Who should be helped/hurt?
October 12, 2013 Leave a comment
In his book The Open Society and Its Enemies [free pdf 1, 2; Amazon] in Chapter 7 Section I, Karl Popper points out that since Plato most political philosophers have been doing political philosophy wrong. They have been asking the question “Who should rule?” This question presupposes that somebody should rule: somebody should have the final say. But any particular person or group can be mistaken and very often will be mistaken. So instead of asking “who should rule?” we should ask “How institutions can be arranged to stop bad or incompetent rulers from doing too much damage?” Political institutions in liberal democracies go some way to addressing the latter question and they could be improved but there is a related issue that I want to address.
In many political debates, it seems like the main question people want to ask is “who should be helped?” or “who should be hurt?” In the discussion in the wake of the financial crisis many people have been asking who they should lynch in order to prevent another crisis and most of them say that bankers, or short sellers, or some other financial institution should be destroyed or broken up or banned. In the dispute over global warming the mainstream position is that fossil fuel companies are evil and should be destroyed by virtuous environmentalists to help baby seals, polar bears and anyone living near the sea. I could name many other positions like this, but I won’t.
Every one of these positions takes for granted that some people should be helped and others should be hurt, but this is wrong. One problem with this kind of policy is that it involves ignoring the objections of the group who will be hurt or criticisms of the behaviour of those who will be helped. Another is that it almost always involves a cartoon version of morality that obscures the reasons why the group who will be hurt acts the way they do. So when it comes to fossil fuel companies and global warming, people ignore the fact that fossil fuel companies dig up fossil fuels and burn them so that we can have cheap electricity and cars and stuff like that, without which our lives would be a lot worse. By a lot worse I mean you would be dead or would never have been born in the first place because we wouldn’t have clean running water and stuff like that. Likewise, if we just say bankers are stupid or wicked then we can’t understand all of the problems that helped lead to the financial crisis, many of which were a result of actions taken by governments.

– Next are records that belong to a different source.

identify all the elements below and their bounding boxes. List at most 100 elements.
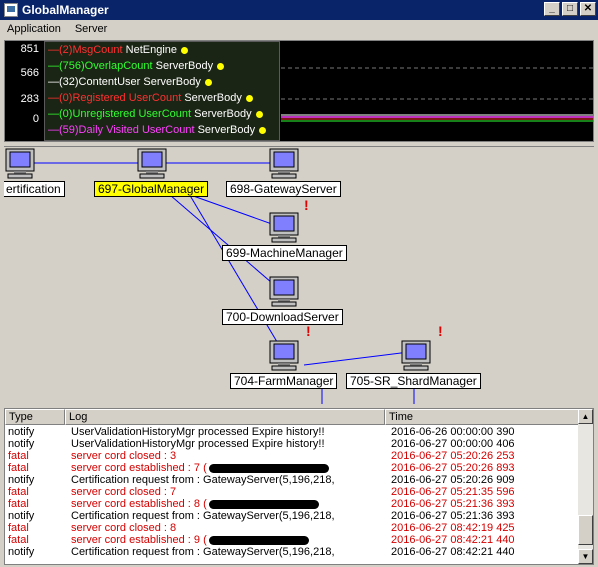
y-tick: 851	[20, 43, 39, 55]
table-row[interactable]: notify UserValidationHistoryMgr processed…	[5, 426, 580, 438]
status-dot-icon	[245, 94, 253, 102]
log-message-cell: server cord established : 9 (	[68, 534, 388, 546]
link-line	[181, 181, 287, 358]
legend-series: —(756)OverlapCount	[48, 60, 153, 72]
log-message-text: Certification request from : GatewayServ…	[71, 510, 335, 522]
redaction-mark	[208, 499, 319, 509]
log-time-cell: 2016-06-27 05:21:36 393	[391, 498, 515, 510]
log-time-cell: 2016-06-26 00:00:00 390	[391, 426, 515, 438]
log-message-text: Certification request from : GatewayServ…	[71, 546, 335, 558]
log-message-text: server cord closed : 3	[71, 450, 177, 462]
legend-series: —(2)MsgCount	[48, 44, 123, 56]
maximize-button[interactable]: □	[562, 2, 578, 16]
legend-source: ServerBody	[197, 124, 256, 136]
redaction-mark	[208, 463, 329, 473]
node-label-machine-manager[interactable]: 699-MachineManager	[222, 245, 347, 261]
log-type-cell: fatal	[8, 534, 29, 546]
column-header-log[interactable]: Log	[65, 409, 385, 425]
log-message-text: server cord established : 9 (	[71, 534, 207, 546]
legend-item[interactable]: —(756)OverlapCount ServerBody	[45, 58, 279, 74]
log-message-cell: server cord closed : 8	[68, 522, 388, 534]
server-pc-icon[interactable]	[268, 211, 300, 243]
app-icon	[4, 3, 18, 17]
legend-item[interactable]: —(59)Daily Visited UserCount ServerBody	[45, 122, 279, 138]
table-row[interactable]: fatal server cord closed : 8 2016-06-27 08…	[5, 522, 580, 534]
redaction-mark	[208, 535, 309, 545]
title-bar: GlobalManager _ □ ✕	[0, 0, 598, 20]
log-message-cell: UserValidationHistoryMgr processed Expir…	[68, 438, 388, 450]
log-type-cell: fatal	[8, 498, 29, 510]
column-header-type[interactable]: Type	[5, 409, 65, 425]
scroll-thumb[interactable]	[578, 515, 593, 545]
node-label-shard-manager[interactable]: 705-SR_ShardManager	[346, 373, 481, 389]
log-type-cell: fatal	[8, 522, 29, 534]
minimize-button[interactable]: _	[544, 2, 560, 16]
node-label-gateway-server[interactable]: 698-GatewayServer	[226, 181, 341, 197]
server-topology: ertification 697-GlobalManager 698-Gatew…	[4, 146, 594, 404]
legend-series: —(59)Daily Visited UserCount	[48, 124, 195, 136]
log-message-cell: server cord established : 7 (	[68, 462, 388, 474]
table-row[interactable]: fatal server cord closed : 7 2016-06-27 05…	[5, 486, 580, 498]
table-row[interactable]: notify Certification request from : Gatew…	[5, 474, 580, 486]
legend-item[interactable]: —(2)MsgCount NetEngine	[45, 42, 279, 58]
scroll-up-icon[interactable]: ▲	[578, 409, 593, 424]
column-header-time[interactable]: Time	[385, 409, 580, 425]
log-time-cell: 2016-06-27 05:20:26 893	[391, 462, 515, 474]
table-row[interactable]: notify Certification request from : Gatew…	[5, 510, 580, 522]
server-pc-icon[interactable]	[136, 147, 168, 179]
log-type-cell: fatal	[8, 462, 29, 474]
log-time-cell: 2016-06-27 08:42:19 425	[391, 522, 515, 534]
legend-item[interactable]: —(0)Unregistered UserCount ServerBody	[45, 106, 279, 122]
log-time-cell: 2016-06-27 08:42:21 440	[391, 546, 515, 558]
log-type-cell: fatal	[8, 450, 29, 462]
table-row[interactable]: fatal server cord closed : 3 2016-06-27 05…	[5, 450, 580, 462]
vertical-scrollbar[interactable]: ▲ ▼	[578, 409, 593, 564]
legend-series: —(0)Unregistered UserCount	[48, 108, 192, 120]
node-label-global-manager[interactable]: 697-GlobalManager	[94, 181, 209, 197]
status-dot-icon	[181, 46, 189, 54]
log-time-cell: 2016-06-27 05:21:36 393	[391, 510, 515, 522]
log-message-text: server cord closed : 7	[71, 486, 177, 498]
table-row[interactable]: fatal server cord established : 7 (2016-0…	[5, 462, 580, 474]
legend-source: ServerBody	[143, 76, 201, 88]
alert-icon: !	[438, 323, 443, 339]
log-message-cell: server cord closed : 7	[68, 486, 388, 498]
log-header: Type Log Time	[5, 409, 580, 425]
legend-series: —(0)Registered UserCount	[48, 92, 182, 104]
menu-application[interactable]: Application	[0, 23, 68, 35]
server-pc-icon[interactable]	[4, 147, 36, 179]
log-message-cell: UserValidationHistoryMgr processed Expir…	[68, 426, 388, 438]
log-message-cell: Certification request from : GatewayServ…	[68, 474, 388, 486]
table-row[interactable]: notify Certification request from : Gatew…	[5, 546, 580, 558]
node-label-certification[interactable]: ertification	[4, 181, 65, 197]
node-label-farm-manager[interactable]: 704-FarmManager	[230, 373, 338, 389]
menu-server[interactable]: Server	[68, 23, 114, 35]
log-message-text: server cord established : 8 (	[71, 498, 207, 510]
legend-source: ServerBody	[155, 60, 214, 72]
server-pc-icon[interactable]	[268, 147, 300, 179]
link-line	[303, 351, 410, 366]
table-row[interactable]: notify UserValidationHistoryMgr processed…	[5, 438, 580, 450]
close-button[interactable]: ✕	[580, 2, 596, 16]
y-tick: 283	[20, 93, 39, 105]
log-rows: notify UserValidationHistoryMgr processed…	[5, 426, 580, 558]
scroll-down-icon[interactable]: ▼	[578, 549, 593, 564]
alert-icon: !	[306, 323, 311, 339]
log-message-text: Certification request from : GatewayServ…	[71, 474, 335, 486]
table-row[interactable]: fatal server cord established : 8 ( 2016-0…	[5, 498, 580, 510]
server-pc-icon[interactable]	[400, 339, 432, 371]
legend-series: —(32)ContentUser	[48, 76, 141, 88]
server-pc-icon[interactable]	[268, 275, 300, 307]
y-tick: 566	[20, 67, 39, 79]
status-dot-icon	[259, 126, 267, 134]
y-tick: 0	[32, 113, 39, 125]
server-pc-icon[interactable]	[268, 339, 300, 371]
menu-bar: Application Server	[0, 20, 598, 38]
log-message-cell: Certification request from : GatewayServ…	[68, 546, 388, 558]
table-row[interactable]: fatal server cord established : 9 (2016-0…	[5, 534, 580, 546]
legend-item[interactable]: —(0)Registered UserCount ServerBody	[45, 90, 279, 106]
node-label-download-server[interactable]: 700-DownloadServer	[222, 309, 343, 325]
log-message-cell: server cord established : 8 (	[68, 498, 388, 510]
monitor-chart: 851 566 283 0 —(2)MsgCount NetEngine —(7…	[4, 40, 594, 142]
legend-item[interactable]: —(32)ContentUser ServerBody	[45, 74, 279, 90]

The final and most important reason is that there is no reason to think that hurting people is a good thing to do. Any problem can be solved by finding a new way of doing things that everybody prefers to what they were doing originally. We should want to solve problems that way. You might say something like “What if somebody wants something that it is impossible to deliver?” For example, it is not particularly desirable to get rid of fossil fuels in the absence of a better alternative but that’s what many people seem to want. If a person just doesn’t know how useful fossil fuels are then he will change his mind when he finds out. If he thinks that nature is somehow better than humans and if lots of people die it doesn’t matter, then we could point out that only humans can create new explanatory knowledge and so are more significant than the rest of nature. Human beings could spread life beyond the Earth by space travel and preserve it indefinitely, no other species can do that.
But what about really bad people who want to kill other people, like Hamas, who want to kill all the Jews in Israel. The point of countering Hamas is to stop the bad stuff they want to do, and stopping Hamas is just a consequence of that broader goal. It is difficult to see how Hamas could survive abandoning the goal of destroying Israel because it’s not an open, adaptable institution that seeks new ideas. Any organisation that abandoned destroying Israel would be so different from Hamas as it now stands that it would have virtually nothing at all in common with it even if it had the same name. But I don’t really care whether Hamas exists or not.
UPDATE A reader has pointed out something important I didn’t say in the post. It may be rational to adopt a policy even if some group claims they will be hurt by that policy. This is the other side of not deciding policy on the basis of who will be helped or hurt. Slaveowners before the American Civil War claimed they would be hurt by not being allowed to take slaves into the territories. That doesn’t mean it was wrong for Lincoln to say they should be banned from taking slaves into the territories. What is needed is an explanation of what sorts of policies can be adopted even in the face of opposition. The relevant policies are policies that facilitate voluntary cooperation. Stopping the spread of slavery facilitated cooperation in the places to which slavery did not spread in a variety of ways. Black people would be less reluctant to deal with white people if they couldn’t be enslaved. Also, in places where slavery existed its preservation required the suppression of freedom of speech. White people could not talk to black people to teach them to read. People who disagreed with slavery couldn’t be allowed to speak or write partly because they were right and partly because slaveowners feared rebellion. And of course, black people couldn’t be allowed to say what they actually wanted because many would want the slaveowners to leave them alone, or might even want compensation for deprivation of liberty.